Что-то забавное представлялось ему… Да, Алеша спал теперь на складных козлах, а из-под подушки выглядывали теплые шерстяные носки, и Алеша спал, положив на них руку… "Вот, черт! Ближе к сердцу! Нет того, чтобы носить!.." И вдруг что-то тихо защемило на сердце у Петра…

"Ах, как нехорошо, — говорила она, склонив голову и глядя на него своим теплым звериным взглядом. — Вы сами знаете, что поступили нехорошо, нечестно, но я люблю вас, и мы могли бы быть так счастливы!.."

Он вздрогнул и открыл глаза: ему показалось, что он услышал звук взрыва, но все было тихо вокруг, дождь тихо шелестел в темном окне, и шагал дневальный, и в душе Петра было все то же щемящее, нежное чувство. "Но разве это уже поздно? — подумал он. — Черт! Как долго нет этого взрыва! Ну, Бутов, спущу я с тебя шкуру! А если они погибли?.."

Он встал и зашагал по комнате.

Чуть посветлело за окном, крыши и деревья едва проступали в волнах чего-то серого, медленно несущегося во тьме, видно стало, как моросит дождь.

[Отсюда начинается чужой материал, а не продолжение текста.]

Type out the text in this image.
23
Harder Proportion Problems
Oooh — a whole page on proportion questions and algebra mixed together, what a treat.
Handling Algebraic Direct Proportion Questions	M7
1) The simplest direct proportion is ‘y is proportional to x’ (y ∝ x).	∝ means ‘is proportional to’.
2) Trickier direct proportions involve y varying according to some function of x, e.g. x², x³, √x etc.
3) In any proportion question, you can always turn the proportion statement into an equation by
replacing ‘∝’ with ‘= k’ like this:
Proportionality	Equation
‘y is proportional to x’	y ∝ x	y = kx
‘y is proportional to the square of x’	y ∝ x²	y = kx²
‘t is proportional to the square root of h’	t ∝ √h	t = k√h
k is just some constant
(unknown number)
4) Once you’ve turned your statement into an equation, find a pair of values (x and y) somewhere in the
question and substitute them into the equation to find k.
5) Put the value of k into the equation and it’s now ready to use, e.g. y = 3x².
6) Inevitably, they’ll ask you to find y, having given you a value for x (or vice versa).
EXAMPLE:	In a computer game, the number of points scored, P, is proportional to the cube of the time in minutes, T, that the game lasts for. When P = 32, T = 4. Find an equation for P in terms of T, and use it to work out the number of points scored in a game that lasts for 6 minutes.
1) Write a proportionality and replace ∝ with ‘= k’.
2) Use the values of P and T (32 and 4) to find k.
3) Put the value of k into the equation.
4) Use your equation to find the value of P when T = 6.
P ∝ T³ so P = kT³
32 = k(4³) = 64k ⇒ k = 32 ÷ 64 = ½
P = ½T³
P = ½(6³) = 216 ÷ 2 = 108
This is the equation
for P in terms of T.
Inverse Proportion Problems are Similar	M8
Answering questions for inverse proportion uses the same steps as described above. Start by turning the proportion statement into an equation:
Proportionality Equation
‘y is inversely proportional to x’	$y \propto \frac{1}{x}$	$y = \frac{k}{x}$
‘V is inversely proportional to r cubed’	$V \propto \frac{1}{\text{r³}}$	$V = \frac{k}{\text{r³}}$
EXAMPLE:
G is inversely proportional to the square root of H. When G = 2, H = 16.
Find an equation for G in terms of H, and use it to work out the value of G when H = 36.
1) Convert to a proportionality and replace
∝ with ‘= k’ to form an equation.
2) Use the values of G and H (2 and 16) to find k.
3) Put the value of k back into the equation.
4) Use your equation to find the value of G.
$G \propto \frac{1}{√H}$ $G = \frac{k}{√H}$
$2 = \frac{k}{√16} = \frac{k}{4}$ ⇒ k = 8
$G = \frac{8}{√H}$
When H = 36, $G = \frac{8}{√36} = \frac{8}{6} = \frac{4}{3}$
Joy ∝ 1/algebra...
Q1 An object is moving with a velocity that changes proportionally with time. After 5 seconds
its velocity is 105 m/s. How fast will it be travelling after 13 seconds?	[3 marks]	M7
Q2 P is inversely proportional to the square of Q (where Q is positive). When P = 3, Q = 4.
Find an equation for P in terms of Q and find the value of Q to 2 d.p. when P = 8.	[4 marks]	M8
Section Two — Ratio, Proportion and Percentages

Петр запихнул все бумаги в полевую сумку, надел в рукава толстый горняцкий брезентовый плащ, поднял башлык и вышел из ревкома, пожелав дневальному поменять свое дневальство на крынку горячего молока.

Он пошел ближним путем, задами. Скользя в сапогах и держась за разного строения заборы, выходящие к протоке, он добрался до сада Костенецких и пролез в дыру, проделанную Агеичем на подобные надобности. Рассвет только забрезжил, и выступили мокрые купы яблонь с белыми ножками.

Едва Петр свернул в аллейку, ведшую к дому, как сбоку от себя услышал шепот и тихий горловой смех, пробившийся, как родничок из-под снега. Петр узнал этот смех, и в этом состоянии тревоги и душевной размягченности смех этот проник ему в самое сердце. Он повернул голову и увидел на скамье две слившиеся фигуры, накрытые длинной шинелью. Послышался звук поцелуя, женский возглас, смысла которого Петр не разобрал, и из-под шинели выскользнула Лена с непокрытой головой, в белом, накинутом на плечи пуховом платке.

Она узнала Петра, и они встретились глазами. И в то же мгновение раскатистый гул прошел под землей, и звук его отдался от горного отрога и пролетел над садом. В глазах Петра появилось такое выражение, точно он освободился от непосильной тяжести, а в глазах Лены удивленное, прислушивающееся выражение.